En Materia del silencio, Nicolás Combarro ha regresado de noche a los lugares donde se erigieron estas edificaciones, o a los puntos donde hoy solo quedan cimientos y pequeños restos. Allí los ha iluminado para “hacer visible lo invisible” y los ha capturado con su cámara. “Los he fotografiado por la noche, de manera que los contextos están más separados del presente. Ilumino solamente el elemento arquitectónico del que voy a hablar, lo que hace que posea una gran simbología, una especie de monumento a la memoria de eso lugares”, ha asegurado el artista.
Entre las obras de esta serie aparecen los restos del campo de nueva construcción de Miranda de Ebro (Burgos), que sirvió de modelo para centros similares en la península. También figuran los cimientos del espacio de represión situado en San Cristóbal (Navarra) y la cárcel de Carabanchel (Madrid), que fue construida íntegramente por los propios presos.
La muestra ha incluido además un fondo documental reunido por el artista con materiales como planos, postales, protocolos oficiales o fotografías de la época.
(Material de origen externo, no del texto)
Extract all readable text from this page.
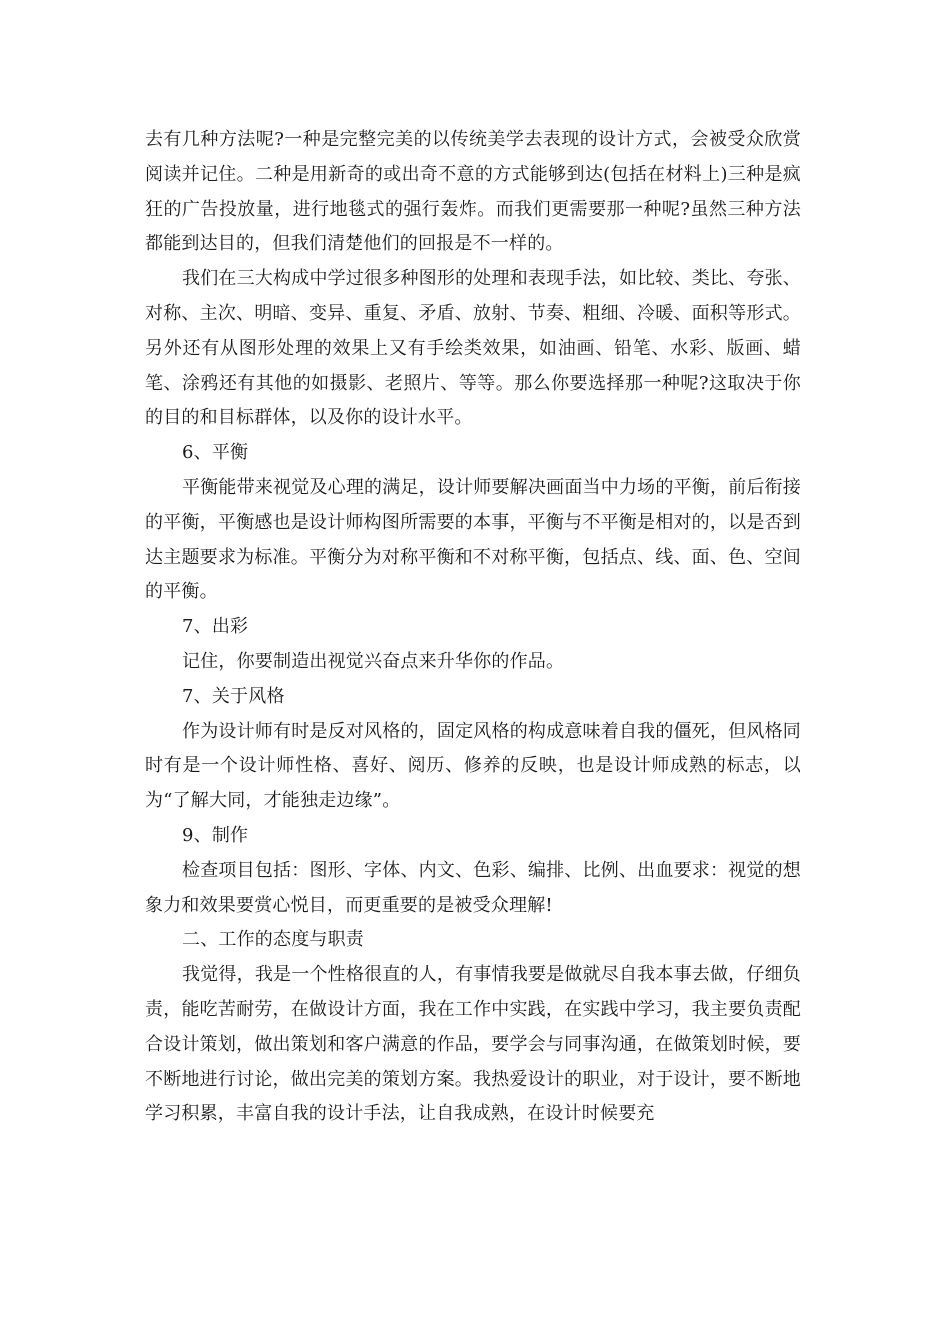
去有几种方法呢?一种是完整完美的以传统美学去表现的设计方式，会被受众欣赏阅读并记住。二种是用新奇的或出奇不意的方式能够到达(包括在材料上)三种是疯狂的广告投放量，进行地毯式的强行轰炸。而我们更需要那一种呢?虽然三种方法都能到达目的，但我们清楚他们的回报是不一样的。

我们在三大构成中学过很多种图形的处理和表现手法，如比较、类比、夸张、对称、主次、明暗、变异、重复、矛盾、放射、节奏、粗细、冷暖、面积等形式。另外还有从图形处理的效果上又有手绘类效果，如油画、铅笔、水彩、版画、蜡笔、涂鸦还有其他的如摄影、老照片、等等。那么你要选择那一种呢?这取决于你的目的和目标群体，以及你的设计水平。

6、平衡

平衡能带来视觉及心理的满足，设计师要解决画面当中力场的平衡，前后衔接的平衡，平衡感也是设计师构图所需要的本事，平衡与不平衡是相对的，以是否到达主题要求为标准。平衡分为对称平衡和不对称平衡，包括点、线、面、色、空间的平衡。

7、出彩

记住，你要制造出视觉兴奋点来升华你的作品。

7、关于风格

作为设计师有时是反对风格的，固定风格的构成意味着自我的僵死，但风格同时有是一个设计师性格、喜好、阅历、修养的反映，也是设计师成熟的标志，以为“了解大同，才能独走边缘”。

9、制作

检查项目包括：图形、字体、内文、色彩、编排、比例、出血要求：视觉的想象力和效果要赏心悦目，而更重要的是被受众理解!

二、工作的态度与职责

我觉得，我是一个性格很直的人，有事情我要是做就尽自我本事去做，仔细负责，能吃苦耐劳，在做设计方面，我在工作中实践，在实践中学习，我主要负责配合设计策划，做出策划和客户满意的作品，要学会与同事沟通，在做策划时候，要不断地进行讨论，做出完美的策划方案。我热爱设计的职业，对于设计，要不断地学习积累，丰富自我的设计手法，让自我成熟，在设计时候要充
En el caso español, el texto subraya que estos materiales son escasos, y que esa ausencia de imágenes ha llevado al artista a completar la serie con piezas como Arqueologías.
En Arqueologías, Combarro ha recopilado restos “menores” encontrados alrededor de esas arquitecturas. Esos elementos se han representado mediante pequeñas esculturas translúcidas y fotografías, además de una proyección en la que se recorre una síntesis de la arquitectura de los campos de nueva planta.
Materia del silencio se presenta en diálogo con una selección de proyectos de su trayectoria. Entre ellos está Sotterranei, donde se adentra en los subsuelos de Roma y Nápoles para poner en valor una realidad oculta. También aparece Desvelar, desplazar, con una mirada a lo que queda de la antigua Fábrica de Tabacos de Madrid, hoy convertida en espacio cultural.
La exposición se completa con la serie Arquitectura espontánea, centrada en ejemplos de autoconstrucción y arquitecturas no regladas, y con trabajos como Arquitectura oculta, sobre “obras negras” abandonadas e inacabadas en el paisaje. También se incluye Serie negra, que estudia e interviene el patrimonio minero e industrial.
“En todas ellas hay un intento de utilizar el lenguaje artístico para hablar de unos contextos muy complejos y que están fuera del circuito habitual de comunicación. Creo que como artistas y siendo consciente de cuál es nuestro contexto histórico, político y social, podemos activarlo con las herramientas que tenemos. En mi caso he trabajado sobre la memoria; la distancia con el acontecimiento me permite tener una perspectiva que hace que estas intervenciones hagan resurgir en las arquitecturas esos olvidos”, ha indicado Combarro.
Según el texto curatorial, todas estas intervenciones confluyen en el atrio del MUN, donde dialogan entre sí y dejan ver de forma clara la metodología de trabajo del artista. Marta Ramos-Yzquierdo ha señalado que “Nicolás al final está actuando sobre arquitecturas que no son las que normalmente están en los grandes relatos sino que son apartadas de la mirada; de ahí el título: mirar a otro lado, para poder cuestionarnos sobre los contextos en que se generan y qué ideologías las sustentan”.
La exposición cuenta con el apoyo de la Casa de Velázquez en el marco de su fondo de ayuda a la producción.